Like many parents, Malindisa's mother, a nurse, and father, a civil engineer, tightened their belts, saved and borrowed to put her through Ukraine's Kharkiv National Medical University.

“It was a big sacrifice for the school fees and the apartment she was renting,” her mother Zandile said.

Malindisa's anxiety about losing her qualification, after all her parents had invested, had kept her in Ukraine, but as war approached, she decided to fly out rather than risk staying.

Her mother booked her three tickets; all got cancelled. She, Muyimane and the five other African classmates endured days of bombardments before fleeing to Pivdennyi Vokzal station. There, they said, they had to fight to get on a train, including against a passenger who bit one of them to try to prevent her boarding.

Compared with that horror, finding her a new school seems less daunting.

“I haven't lost hope,” Zandile said. “Something will come up for her.”

Malindisa worries that she has no certificate to show prospective universities what she has accomplished — getting her transcripts from what is now a war zone isn't going to be easy.

Her fears are shared by many students who returned from Ukraine in recent weeks.

Muyimane's mother is a doctor, and she was proud to have a son follow in her footsteps, he said, adding: “I must make a plan: medicine is my dream.”

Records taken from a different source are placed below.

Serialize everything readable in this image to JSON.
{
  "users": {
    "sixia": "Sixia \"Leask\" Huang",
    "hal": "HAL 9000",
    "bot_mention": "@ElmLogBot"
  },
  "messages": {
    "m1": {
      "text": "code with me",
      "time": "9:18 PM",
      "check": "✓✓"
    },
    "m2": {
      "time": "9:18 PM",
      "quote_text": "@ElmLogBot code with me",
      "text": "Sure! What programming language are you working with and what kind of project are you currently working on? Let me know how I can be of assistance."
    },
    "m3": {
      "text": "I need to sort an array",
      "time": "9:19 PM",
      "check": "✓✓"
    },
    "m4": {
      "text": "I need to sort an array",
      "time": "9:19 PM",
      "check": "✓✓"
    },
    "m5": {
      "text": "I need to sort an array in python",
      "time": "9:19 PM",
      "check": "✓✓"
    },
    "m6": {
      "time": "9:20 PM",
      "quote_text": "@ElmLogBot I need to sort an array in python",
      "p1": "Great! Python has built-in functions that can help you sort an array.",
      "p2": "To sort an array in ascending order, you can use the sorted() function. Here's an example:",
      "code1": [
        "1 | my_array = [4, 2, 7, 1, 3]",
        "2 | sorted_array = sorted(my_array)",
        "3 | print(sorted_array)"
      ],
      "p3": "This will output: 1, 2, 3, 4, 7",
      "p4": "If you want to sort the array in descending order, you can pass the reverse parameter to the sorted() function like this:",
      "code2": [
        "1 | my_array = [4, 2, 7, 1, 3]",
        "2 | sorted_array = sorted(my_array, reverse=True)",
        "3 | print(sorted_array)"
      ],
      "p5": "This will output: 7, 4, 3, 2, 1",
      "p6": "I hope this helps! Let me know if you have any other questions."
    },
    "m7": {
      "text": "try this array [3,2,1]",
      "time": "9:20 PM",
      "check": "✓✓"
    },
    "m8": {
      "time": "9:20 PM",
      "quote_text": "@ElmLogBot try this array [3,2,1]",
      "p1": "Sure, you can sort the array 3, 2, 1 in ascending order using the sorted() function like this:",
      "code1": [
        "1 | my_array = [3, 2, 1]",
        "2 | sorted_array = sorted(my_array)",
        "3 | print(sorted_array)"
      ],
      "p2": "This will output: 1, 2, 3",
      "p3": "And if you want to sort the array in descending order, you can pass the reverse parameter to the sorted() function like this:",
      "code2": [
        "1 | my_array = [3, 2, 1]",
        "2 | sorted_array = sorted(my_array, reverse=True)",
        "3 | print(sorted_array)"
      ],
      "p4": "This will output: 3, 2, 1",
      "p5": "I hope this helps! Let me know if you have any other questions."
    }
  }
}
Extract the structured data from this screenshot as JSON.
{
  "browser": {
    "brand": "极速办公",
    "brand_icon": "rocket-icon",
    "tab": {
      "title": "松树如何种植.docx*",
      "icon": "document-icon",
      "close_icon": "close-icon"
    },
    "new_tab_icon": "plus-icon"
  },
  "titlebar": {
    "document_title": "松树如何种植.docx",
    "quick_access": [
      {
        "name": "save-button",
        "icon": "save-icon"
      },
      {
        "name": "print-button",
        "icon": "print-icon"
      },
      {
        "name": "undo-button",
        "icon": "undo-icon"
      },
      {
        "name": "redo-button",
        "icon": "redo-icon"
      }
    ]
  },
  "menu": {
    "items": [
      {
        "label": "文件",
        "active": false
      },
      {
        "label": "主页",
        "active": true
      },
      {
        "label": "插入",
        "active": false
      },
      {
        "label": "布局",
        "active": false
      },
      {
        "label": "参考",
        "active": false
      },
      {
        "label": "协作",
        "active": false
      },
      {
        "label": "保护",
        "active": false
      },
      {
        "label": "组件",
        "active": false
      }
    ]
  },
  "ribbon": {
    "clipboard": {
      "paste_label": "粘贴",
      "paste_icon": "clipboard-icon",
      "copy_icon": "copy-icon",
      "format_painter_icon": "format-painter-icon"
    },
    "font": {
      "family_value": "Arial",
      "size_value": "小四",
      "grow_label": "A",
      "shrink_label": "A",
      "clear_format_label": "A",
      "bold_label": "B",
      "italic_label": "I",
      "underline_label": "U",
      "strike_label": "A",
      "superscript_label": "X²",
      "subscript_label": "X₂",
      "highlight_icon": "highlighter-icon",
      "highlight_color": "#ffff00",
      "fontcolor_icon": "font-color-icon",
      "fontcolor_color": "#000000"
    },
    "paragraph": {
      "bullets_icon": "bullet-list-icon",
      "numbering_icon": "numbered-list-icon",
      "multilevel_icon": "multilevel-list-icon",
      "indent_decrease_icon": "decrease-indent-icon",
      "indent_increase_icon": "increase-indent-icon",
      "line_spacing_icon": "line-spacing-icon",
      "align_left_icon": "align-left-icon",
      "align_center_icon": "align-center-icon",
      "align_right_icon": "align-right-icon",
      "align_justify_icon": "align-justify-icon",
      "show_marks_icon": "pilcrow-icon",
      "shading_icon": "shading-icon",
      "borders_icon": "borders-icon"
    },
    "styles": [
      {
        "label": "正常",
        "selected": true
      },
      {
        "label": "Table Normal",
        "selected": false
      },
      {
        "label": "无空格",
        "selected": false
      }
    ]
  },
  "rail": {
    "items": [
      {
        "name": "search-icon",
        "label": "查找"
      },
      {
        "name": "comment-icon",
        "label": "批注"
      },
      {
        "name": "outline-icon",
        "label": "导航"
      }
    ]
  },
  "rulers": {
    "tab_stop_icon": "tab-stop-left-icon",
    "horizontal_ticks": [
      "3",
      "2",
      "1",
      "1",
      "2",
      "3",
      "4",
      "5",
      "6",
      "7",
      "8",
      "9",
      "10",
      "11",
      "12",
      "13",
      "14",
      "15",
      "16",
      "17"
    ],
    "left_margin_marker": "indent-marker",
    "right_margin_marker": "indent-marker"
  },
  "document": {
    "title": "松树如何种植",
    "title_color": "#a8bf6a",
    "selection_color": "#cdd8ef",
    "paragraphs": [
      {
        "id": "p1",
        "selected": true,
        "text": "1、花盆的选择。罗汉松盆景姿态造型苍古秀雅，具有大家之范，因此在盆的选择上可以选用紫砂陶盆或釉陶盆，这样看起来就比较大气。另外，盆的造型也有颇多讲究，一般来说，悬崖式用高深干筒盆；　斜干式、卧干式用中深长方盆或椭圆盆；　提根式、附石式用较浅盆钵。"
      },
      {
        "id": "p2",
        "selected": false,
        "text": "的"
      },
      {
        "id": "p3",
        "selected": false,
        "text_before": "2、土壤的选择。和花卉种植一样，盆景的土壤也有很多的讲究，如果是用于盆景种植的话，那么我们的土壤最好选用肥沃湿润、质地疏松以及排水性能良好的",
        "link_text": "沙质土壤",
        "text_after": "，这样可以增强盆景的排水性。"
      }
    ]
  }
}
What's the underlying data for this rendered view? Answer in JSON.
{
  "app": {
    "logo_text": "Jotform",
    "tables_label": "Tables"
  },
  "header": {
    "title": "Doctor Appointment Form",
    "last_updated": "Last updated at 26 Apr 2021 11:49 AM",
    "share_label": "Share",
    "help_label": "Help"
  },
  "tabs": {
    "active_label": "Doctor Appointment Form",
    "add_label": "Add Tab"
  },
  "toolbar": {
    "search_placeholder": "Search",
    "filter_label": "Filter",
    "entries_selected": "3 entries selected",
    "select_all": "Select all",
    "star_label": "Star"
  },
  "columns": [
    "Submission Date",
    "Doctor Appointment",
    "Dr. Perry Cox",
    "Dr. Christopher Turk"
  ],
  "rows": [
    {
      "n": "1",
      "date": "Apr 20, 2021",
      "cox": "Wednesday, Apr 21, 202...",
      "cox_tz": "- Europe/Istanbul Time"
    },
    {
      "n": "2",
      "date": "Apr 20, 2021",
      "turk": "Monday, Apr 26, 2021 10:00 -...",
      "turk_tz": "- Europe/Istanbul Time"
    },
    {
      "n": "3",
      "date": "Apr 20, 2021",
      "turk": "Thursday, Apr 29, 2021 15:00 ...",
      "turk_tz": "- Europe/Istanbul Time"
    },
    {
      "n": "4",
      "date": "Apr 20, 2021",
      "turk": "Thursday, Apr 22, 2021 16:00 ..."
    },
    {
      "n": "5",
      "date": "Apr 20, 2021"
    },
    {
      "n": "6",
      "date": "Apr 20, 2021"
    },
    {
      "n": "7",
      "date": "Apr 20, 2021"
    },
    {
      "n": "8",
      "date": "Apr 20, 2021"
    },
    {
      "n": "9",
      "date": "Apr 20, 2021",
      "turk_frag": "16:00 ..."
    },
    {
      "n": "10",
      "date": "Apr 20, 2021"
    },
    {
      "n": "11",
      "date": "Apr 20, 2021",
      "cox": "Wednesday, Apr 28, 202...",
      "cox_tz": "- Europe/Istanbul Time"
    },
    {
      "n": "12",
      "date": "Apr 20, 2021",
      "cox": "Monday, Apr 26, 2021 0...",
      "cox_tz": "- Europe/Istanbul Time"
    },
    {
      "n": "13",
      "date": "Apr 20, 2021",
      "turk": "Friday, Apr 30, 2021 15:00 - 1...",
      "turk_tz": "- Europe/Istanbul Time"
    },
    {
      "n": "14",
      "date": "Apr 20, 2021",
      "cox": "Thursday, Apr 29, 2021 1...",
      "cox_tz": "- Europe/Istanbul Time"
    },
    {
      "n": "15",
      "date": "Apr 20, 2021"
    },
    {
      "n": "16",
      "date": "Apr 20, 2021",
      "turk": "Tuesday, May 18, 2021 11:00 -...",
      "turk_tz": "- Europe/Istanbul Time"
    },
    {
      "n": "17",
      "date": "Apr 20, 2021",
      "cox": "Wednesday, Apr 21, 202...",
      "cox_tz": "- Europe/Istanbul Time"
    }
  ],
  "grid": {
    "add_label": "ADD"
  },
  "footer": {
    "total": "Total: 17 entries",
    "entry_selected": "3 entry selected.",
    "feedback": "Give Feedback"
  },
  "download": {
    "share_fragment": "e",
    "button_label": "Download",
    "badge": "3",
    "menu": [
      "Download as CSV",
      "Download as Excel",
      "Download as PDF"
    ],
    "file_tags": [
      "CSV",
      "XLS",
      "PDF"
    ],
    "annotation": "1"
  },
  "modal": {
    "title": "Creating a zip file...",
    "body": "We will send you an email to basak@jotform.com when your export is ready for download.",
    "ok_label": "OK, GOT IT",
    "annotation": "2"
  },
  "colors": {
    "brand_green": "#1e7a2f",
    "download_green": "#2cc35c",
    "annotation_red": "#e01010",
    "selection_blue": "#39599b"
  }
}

At her house in Ghana's capital on March 5, 23-year-old medical student Maame Akousa Addo stood over two small duffel bags containing the few things she'd managed to bring back with her to Accra and wondered whether she would be able to go back after the war.

“We're just waiting to hear from our schools,” she said. “To see if they will establish a sort of online option.”

For Nigerian student Joshua Adebowale, 32, the hope is that things will calm down soon so he can return to Kyiv Medical University, which his parents and brothers were paying for. “Otherwise these will be wasted years and money,” he said.

But for compatriot Jasper Ahamefula, 19, who had just started a business studies course, a degree no longer seems an option. He plans to try to start a business — tailoring perhaps — without a qualification.

“It doesn't matter,” he said. “My parents, yes it's a lost investment, but they care that I'm alive. That's great, I guess.”